Unter der eigentümlichen Uniform steckte ein Sammelsurium aus dem VW-Baukasten, mit Achsen, 1200er-Motor und Getriebe vom Käfer, der Plattform des Karmann Ghia, den Scheinwerfern des VW 1500 und garniert mit Teilen des Transporters. Dennoch war der Fridolin, wie ihn der Volksmund nannte, ab 1964 der beste Freund des Postboten.

Große Fans des Fridolin war auch die Schweizerische Post, die 1201 auf die speziellen Anforderungen des Alpenraums zugeschnittene Exemplare orderte: unter anderem mit einem stärkeren 1300er-Motor mit 44 PS, Schreibenbremsen und einer Standheizung. Immerhin musste der Flachländer die Berge rauf und runter - auch im Winter. Aber nicht nur die Post zählte zu den Kunden: Die Lufthansa zu Beispiel nutzte den Nützling als Vorfeldfahrzeug.
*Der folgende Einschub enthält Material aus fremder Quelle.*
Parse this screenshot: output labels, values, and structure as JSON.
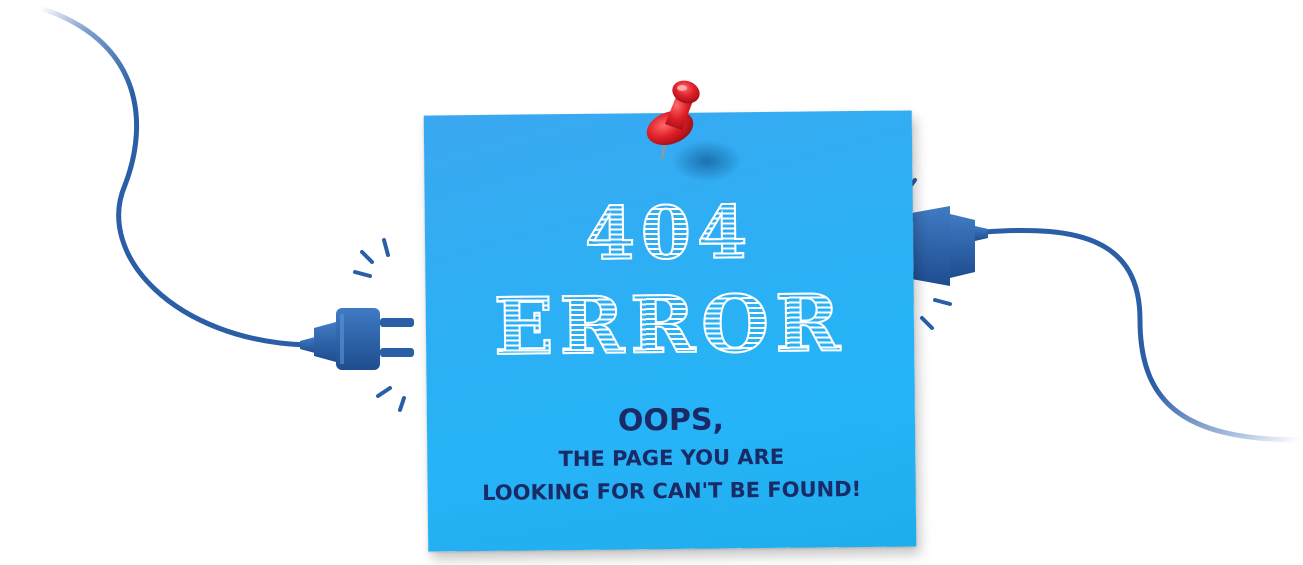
{
  "note": {
    "code": "404",
    "heading": "ERROR",
    "oops": "OOPS,",
    "line1": "THE PAGE YOU ARE",
    "line2": "LOOKING FOR CAN'T BE FOUND!"
  },
  "colors": {
    "background": "#ffffff",
    "note": "#2bb0f5",
    "text_dark": "#1a2a66",
    "cable": "#2a5fa8",
    "pin": "#e0202a"
  },
  "icons": {
    "left": "plug-icon",
    "right": "socket-icon",
    "pin": "pushpin-icon"
  }
}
Vorgestellt wurde der Wagen übrigens während der IAA 1963 ohne Pomp und Chichi im Innenhof der Oberpostdirektion in Frankfurt am Main. Der fleißige Fridolin, von dem in den Westfalia-Werken bis zu seiner Pensionierung im Jahr 1974 6139 Stück gebaut wurden, wird's leicht genommen haben.